Semusim sudah berlalu. Satu semester kelas sangat sunyi. Kini masuk semester genap. Sekolah seperti museum yang hanya menyimpan perangkat belajar. Lonceng sekolah tak lagi ramai berbunyi. Sunyi di kala pagi, maupun jam ketika pulang. Taka ada lagi baris-berbaris. Tak ada lagi nyanyian Indonesia Raya di Senin pagi. Semua bejalar dari rumah akibat pandemi Covid-19.
Simbolisasi sekolah seperti baju seragam, apel pagi, doa bersama dan lainnya seperti menjadi kenangan cukup lama. Sekolah kini masuk ke jaringan global, melalui dunia digital, meski masih banyak pula yang terperangkap manual.
Orangtua menjadi guru, dan guru-guru menjadi orangtua di rumah masing-masing. Susahnya kalau siswa yang orangtuanya harus kerja ke kantor atau berkebun, atau pekerjaan lainnya di luar rumah. Kasat mata terlihat, banyak anak dibiarkan bermain bebas di rumah dan lingkungan rumah mereka di jam-jam sekolah.
Kurikulum secara nasional kini mulai disederhanakan untuk masa darurat. Menyesuaikan kenormalamn baru yang 'dituntut' menjadi normal. Mengurangi mata pelajaran, memangkas jam belajar, hingga menghilangkan banyak perangkat administrasi belajar yang menyita. Kurikulum darurat yang menjawab mimpi merdeka belajar itu, kini diterima sebagai kabar baik. Termasuk penilaian karekter yang menggantikan ujian nasional yang berbiaya mahal itu.
Pendidikan berbasis digital di zaman ini memang sungguh melelahkan. Tantangan sangat berat adalah infrasturktur listrik dan juga blank spot untuk jaringan internet. Belum lagi kepemilikan gawai yang tak mendukung proses belajar siswa.
Selain itu, satu sekolah dan sekolah lain punya metode belajar yang berbeda-beda. Ada yang sekedar membagi buku. Ada yang hanya foto copy lembar kerja, dan syukur-syukur masih ada yang bisa bertemu dan berkunjung ke rumah-rumah, terutama di zona hijau dan orange.

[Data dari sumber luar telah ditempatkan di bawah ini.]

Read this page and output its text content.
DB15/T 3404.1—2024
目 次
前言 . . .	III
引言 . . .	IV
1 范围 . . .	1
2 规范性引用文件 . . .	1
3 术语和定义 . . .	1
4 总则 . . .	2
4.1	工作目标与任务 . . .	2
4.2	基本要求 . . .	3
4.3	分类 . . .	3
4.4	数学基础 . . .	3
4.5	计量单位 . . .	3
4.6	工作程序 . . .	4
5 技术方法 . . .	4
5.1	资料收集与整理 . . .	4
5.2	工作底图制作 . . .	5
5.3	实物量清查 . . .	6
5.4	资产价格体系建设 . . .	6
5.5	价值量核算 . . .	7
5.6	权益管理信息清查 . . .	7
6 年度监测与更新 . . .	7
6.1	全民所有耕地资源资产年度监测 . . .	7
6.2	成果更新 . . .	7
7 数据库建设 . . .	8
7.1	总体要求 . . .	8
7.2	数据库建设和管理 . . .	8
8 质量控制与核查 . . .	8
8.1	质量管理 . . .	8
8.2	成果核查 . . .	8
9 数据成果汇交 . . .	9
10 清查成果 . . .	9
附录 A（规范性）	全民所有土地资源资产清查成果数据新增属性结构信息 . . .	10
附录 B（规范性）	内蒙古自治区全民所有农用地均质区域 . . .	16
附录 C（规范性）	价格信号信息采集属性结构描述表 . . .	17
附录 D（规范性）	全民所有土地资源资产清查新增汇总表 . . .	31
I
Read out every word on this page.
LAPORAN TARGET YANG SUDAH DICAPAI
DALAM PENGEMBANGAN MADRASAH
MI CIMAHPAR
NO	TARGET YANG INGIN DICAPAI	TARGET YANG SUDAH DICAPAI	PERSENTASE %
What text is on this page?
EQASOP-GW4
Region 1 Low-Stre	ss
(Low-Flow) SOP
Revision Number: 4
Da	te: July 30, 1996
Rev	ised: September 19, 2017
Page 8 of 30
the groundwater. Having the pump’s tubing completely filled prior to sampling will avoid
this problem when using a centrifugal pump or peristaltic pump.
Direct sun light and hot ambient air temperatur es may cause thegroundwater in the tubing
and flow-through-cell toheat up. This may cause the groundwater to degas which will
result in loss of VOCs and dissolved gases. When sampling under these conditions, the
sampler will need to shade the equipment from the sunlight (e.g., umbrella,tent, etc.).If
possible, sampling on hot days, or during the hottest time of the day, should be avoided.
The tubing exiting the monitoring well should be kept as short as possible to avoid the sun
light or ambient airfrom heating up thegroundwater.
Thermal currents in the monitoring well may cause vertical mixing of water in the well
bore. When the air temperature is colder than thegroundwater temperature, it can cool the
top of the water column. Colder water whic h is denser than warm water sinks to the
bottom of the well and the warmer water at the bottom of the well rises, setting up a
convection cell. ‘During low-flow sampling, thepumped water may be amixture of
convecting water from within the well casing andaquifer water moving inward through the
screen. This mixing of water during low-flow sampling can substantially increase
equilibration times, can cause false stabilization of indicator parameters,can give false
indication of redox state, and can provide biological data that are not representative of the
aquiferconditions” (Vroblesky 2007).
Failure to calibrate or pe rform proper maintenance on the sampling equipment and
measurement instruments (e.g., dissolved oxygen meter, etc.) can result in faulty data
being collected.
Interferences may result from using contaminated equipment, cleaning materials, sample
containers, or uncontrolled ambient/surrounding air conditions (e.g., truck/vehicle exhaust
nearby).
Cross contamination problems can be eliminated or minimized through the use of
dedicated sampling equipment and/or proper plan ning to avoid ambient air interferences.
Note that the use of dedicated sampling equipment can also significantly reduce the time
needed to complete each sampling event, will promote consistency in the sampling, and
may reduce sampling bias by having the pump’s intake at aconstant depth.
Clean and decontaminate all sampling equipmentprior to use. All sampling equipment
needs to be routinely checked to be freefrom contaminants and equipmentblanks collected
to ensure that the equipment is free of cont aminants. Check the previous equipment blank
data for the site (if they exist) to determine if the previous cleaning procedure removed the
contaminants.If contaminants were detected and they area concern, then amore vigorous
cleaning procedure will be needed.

Di pandemi ini, protokol menjaga jarak fisik pun ternyata menjauhkan hubungan emosional antar guru dan murid. Padahal belajar juga butuh interaksi hati ke hati. Butuh motivasi dan inspirasi yang mengalir saat bersua.
Jadinya, ikatan batin seorang guru yang ditiru dan digugu semakin terhambat kondisi. Anak jarang ketemu langsung dengan guru secara fisik, Guru berhubungan dengan perangkat lunak, begitu juga murid dan orangtua mereka. Sama-sama lebih dekat dengan dunia digital masing-masing.
Orangtua menjadi guruÂ
Pesan Ki Hajar Dewantara, setiap orang menjadi guru setiap rumah menjadi sekolah, menjadi benar-benar terjadi hari ini. Pandemik kembalikan filosofi sekolah yang sebenarnya. Tanggungjawab utama belajar anak di rumah karena waktu yang lebih banyak di rumah.
Setiap rumah menjadi sekolah, setiap orangtua itu guru. Sayangnya, kita masih terpingkal-pingkal dan bahkan saling menyalahkan. Kita belum tuntas diskusi, bahwa belajar bukan semata tanggungjawab sekolah.